The rise and fall of Alesina-Ardagna didn’t make as much of a public splash as the Reinhart-Rogoff saga, but in a fundamental sense it was the same thing. An academic paper purported to show something austerians very much wanted to hear – in this case that slashing spending in a depressed economy would actually create jobs; the authors were immediately feted and the paper promoted to sacred status; but then the result fell apart under both intellectual scrutiny and the weight of real-world experience.
Unlike R-R, however, A-A didn’t crash and burn, it just sort of quietly slunk offstage. And as a result, pieces of their story are still embedded in what all the Serious People know. In correspondence, Kevin O’Rourke points me to Mario Draghi admitting that fiscal consolidation is contractionary, after all, but claiming that it will be less contractionary if it takes the form of spending cuts rather than tax increases. Where is that coming from? Why, Alesina-Ardagna, of course.
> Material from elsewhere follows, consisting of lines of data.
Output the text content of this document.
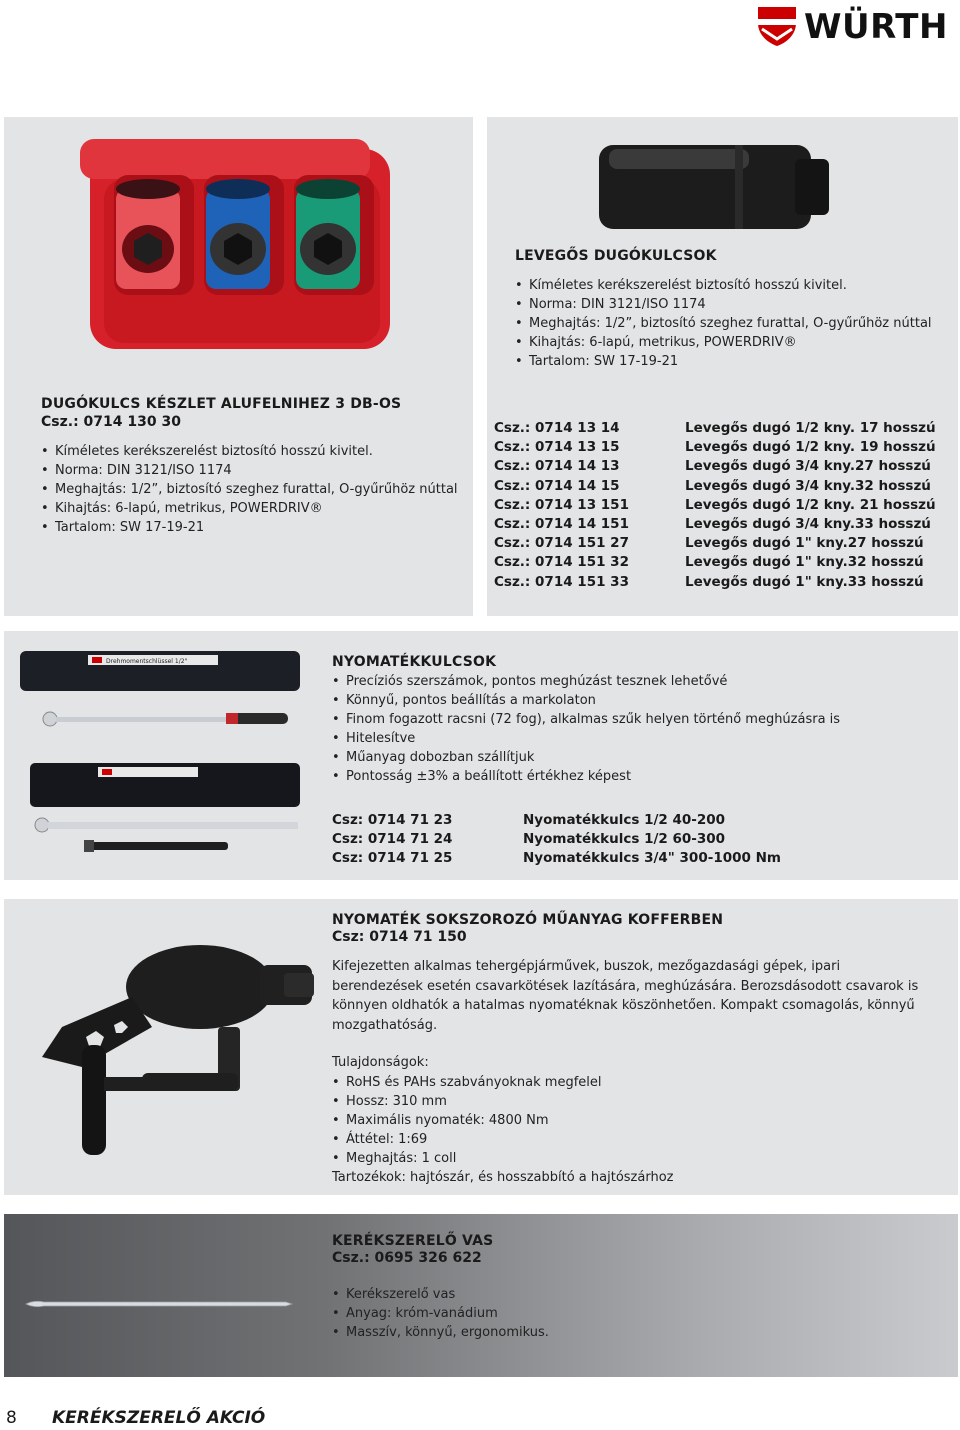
WÜRTH
DUGÓKULCS KÉSZLET ALUFELNIHEZ 3 DB-OS
Csz.: 0714 130 30
• Kíméletes kerékszerelést biztosító hosszú kivitel.
• Norma: DIN 3121/ISO 1174
• Meghajtás: 1/2”, biztosító szeghez furattal, O-gyűrűhöz núttal
• Kihajtás: 6-lapú, metrikus, POWERDRIV®
• Tartalom: SW 17-19-21
LEVEGŐS DUGÓKULCSOK
• Kíméletes kerékszerelést biztosító hosszú kivitel.
• Norma: DIN 3121/ISO 1174
• Meghajtás: 1/2”, biztosító szeghez furattal, O-gyűrűhöz núttal
• Kihajtás: 6-lapú, metrikus, POWERDRIV®
• Tartalom: SW 17-19-21
Csz.: 0714 13 14	Levegős dugó 1/2 kny. 17 hosszú
Csz.: 0714 13 15	Levegős dugó 1/2 kny. 19 hosszú
Csz.: 0714 14 13	Levegős dugó 3/4 kny.27 hosszú
Csz.: 0714 14 15	Levegős dugó 3/4 kny.32 hosszú
Csz.: 0714 13 151	Levegős dugó 1/2 kny. 21 hosszú
Csz.: 0714 14 151	Levegős dugó 3/4 kny.33 hosszú
Csz.: 0714 151 27	Levegős dugó 1" kny.27 hosszú
Csz.: 0714 151 32	Levegős dugó 1" kny.32 hosszú
Csz.: 0714 151 33	Levegős dugó 1" kny.33 hosszú
Drehmomentschlüssel 1/2"	NYOMATÉKKULCSOK
• Precíziós szerszámok, pontos meghúzást tesznek lehetővé
• Könnyű, pontos beállítás a markolaton
• Finom fogazott racsni (72 fog), alkalmas szűk helyen történő meghúzásra is
• Hitelesítve
• Műanyag dobozban szállítjuk
• Pontosság ±3% a beállított értékhez képest
Csz: 0714 71 23	Nyomatékkulcs 1/2 40-200
Csz: 0714 71 24	Nyomatékkulcs 1/2 60-300
Csz: 0714 71 25	Nyomatékkulcs 3/4" 300-1000 Nm
NYOMATÉK SOKSZOROZÓ MŰANYAG KOFFERBEN
Csz: 0714 71 150
Kifejezetten alkalmas tehergépjárművek, buszok, mezőgazdasági gépek, ipari berendezések esetén csavarkötések lazítására, meghúzására. Berozsdásodott csavarok is könnyen oldhatók a hatalmas nyomatéknak köszönhetően. Kompakt csomagolás, könnyű mozgathatóság.
Tulajdonságok:
• RoHS és PAHs szabványoknak megfelel
• Hossz: 310 mm
• Maximális nyomaték: 4800 Nm
• Áttétel: 1:69
• Meghajtás: 1 coll
Tartozékok: hajtószár, és hosszabbító a hajtószárhoz
KERÉKSZERELŐ VAS
Csz.: 0695 326 622
• Kerékszerelő vas
• Anyag: króm-vanádium
• Masszív, könnyű, ergonomikus.
8 KERÉKSZERELŐ AKCIÓ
And as it happens, the IMF study (pdf) that debunked A-A also had something to say about this result. It found that when you measured austerity right, it was contractionary, not expansionary; it did, however, find that spending cuts were less contractionary. But why? Careful further analysis suggested that much of the explanation lay in the behavior of central bankers, who for whatever reason were more likely to cut interest rates to offset spending cuts than to offset tax increases.
So one way to read Draghi’s remarks is that he is saying that it’s better to cut spending, because he personally will reward spending cuts while punishing tax increases. I know, that’s a bit harsh – but remember, we’re talking serious business here, and Draghi is inserting himself into domestic policy in a way that he really shouldn’t.
But there’s a further consideration: whatever the historical pattern, at this point the ECB can’t cut rates (much) in any case, because they’re already near zero. So to the extent that spending cuts may have been offset by lower rates in the past, that’s irrelevant now.
In short, Draghi is stating as a fact the superiority of spending cuts, when there is no good reason to believe that it’s true under current conditions.